Au lieu que Washington convainc ses alliés régionaux de la nécessité de s’engager dans le processus politique, c’est l’inverse qui s’est produit. La Turquie et l’Arabie saoudite ont convaincu les Américains que le rapport de force, instauré grâce à la Russie, doit absolument être modifié afin que les négociations ne se transforment en reddition pure et simple de l’opposition syrienne. Washington n’a donc pas levé le petit doigt lorsque le négociateur en chef de l’opposition, Mohammad Allouche, a claqué la porte, fin mai.

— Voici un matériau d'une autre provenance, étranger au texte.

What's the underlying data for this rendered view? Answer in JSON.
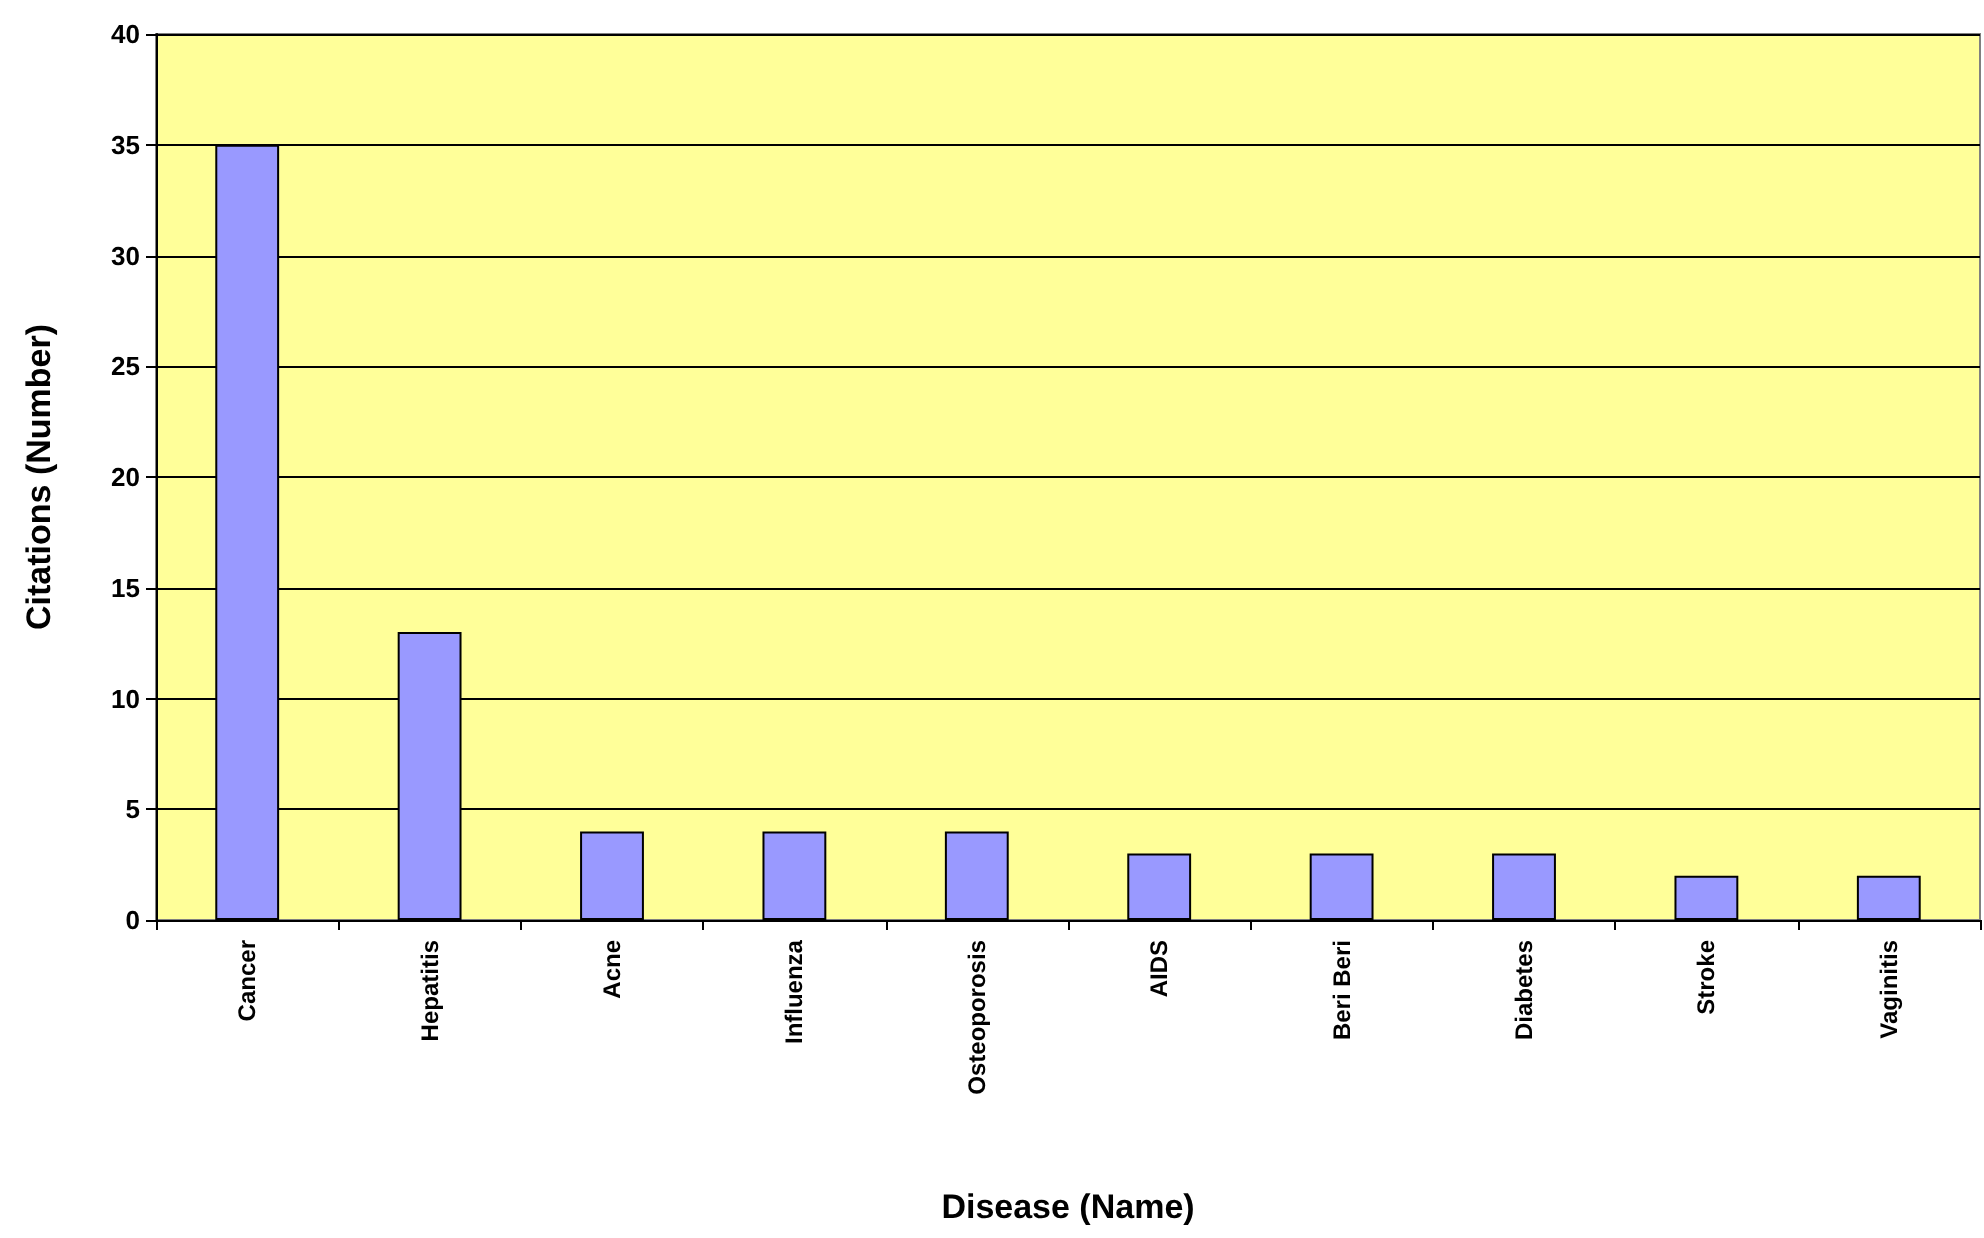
{
  "chart_data": {
    "type": "bar",
    "xlabel": "Disease (Name)",
    "ylabel": "Citations (Number)",
    "categories": [
      "Cancer",
      "Hepatitis",
      "Acne",
      "Influenza",
      "Osteoporosis",
      "AIDS",
      "Beri Beri",
      "Diabetes",
      "Stroke",
      "Vaginitis"
    ],
    "values": [
      35,
      13,
      4,
      4,
      4,
      3,
      3,
      3,
      2,
      2
    ],
    "color": "#9999ff",
    "ylim": [
      0,
      40
    ],
    "yticks": [
      0,
      5,
      10,
      15,
      20,
      25,
      30,
      35,
      40
    ],
    "grid": "y"
  }
}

Sur le terrain, la coalition rebelle «modéro-extrémiste» est repassée à l’offensive et a enregistré une série de succès dans le sud d’Alep, reprenant une partie des territoires perdus et infligeant de lourdes pertes à l’armée syrienne, aux Iraniens et au Hezbollah. La Russie hésite encore à utiliser toute sa puissance de feu contre les assaillants, de peur de torpiller définitivement le processus politique. L’escalade verbale et les mises en garde américaines assurent aux rebelles une couverture presque aussi efficace que les Sukhoï russes.
Dans le même temps, les Américains ont mis en œuvre l’autre phase du «plan B», dans l’est syrien. La «Nouvelle armée de Syrie», formée, entraînée et équipée par des pays membres de l’Otan (dont la Norvège), en Jordanie, commence à se déployer. La mission qui lui est assignée est d’essayer de reprendre à Daech la ville d’Abou Kamal, en collaboration avec des tribus sunnites irakiennes manœuvrant de l’autre côté de la frontière. Consciente des enjeux, la Russie ne s’est pas privée d’adresser un message aux Américains, en bombardant, la semaine dernière, des troupes de la «Nouvelle armée de Syrie», dans la région de Tanaf, où se rejoignent les frontières syro-irako-jordaniennes.
La troisième phase du plan est appliquée par les Forces démocratiques syriennes, avec la participation directe d’unités spéciales américaines et, dans une moindre mesure, françaises et bientôt norvégiennes.
L’objectif stratégique du «plan B» est de prendre le contrôle de la frontière entre l’Irak et la Syrie, afin de rompre la continuité territoriale entre l’Iran, l’Irak, la Syrie et le Liban. Il s’agit de saucissonner l’«axe de la Résistance», en isolant chacune de ses composantes dans son espace géographique.
Damas, Téhéran et Moscou ont réalisé, avec un peu de retard, la nature et les objectifs du «plan B», et ont décidé d’y faire face lors de la réunion des ministres de la Défense des trois pays en Iran, le 9 juin.
On comprend mieux, dès lors, les propos du leader du Hezbollah, sayyed Hassan Nasrallah, sur des «mois difficiles» en Syrie.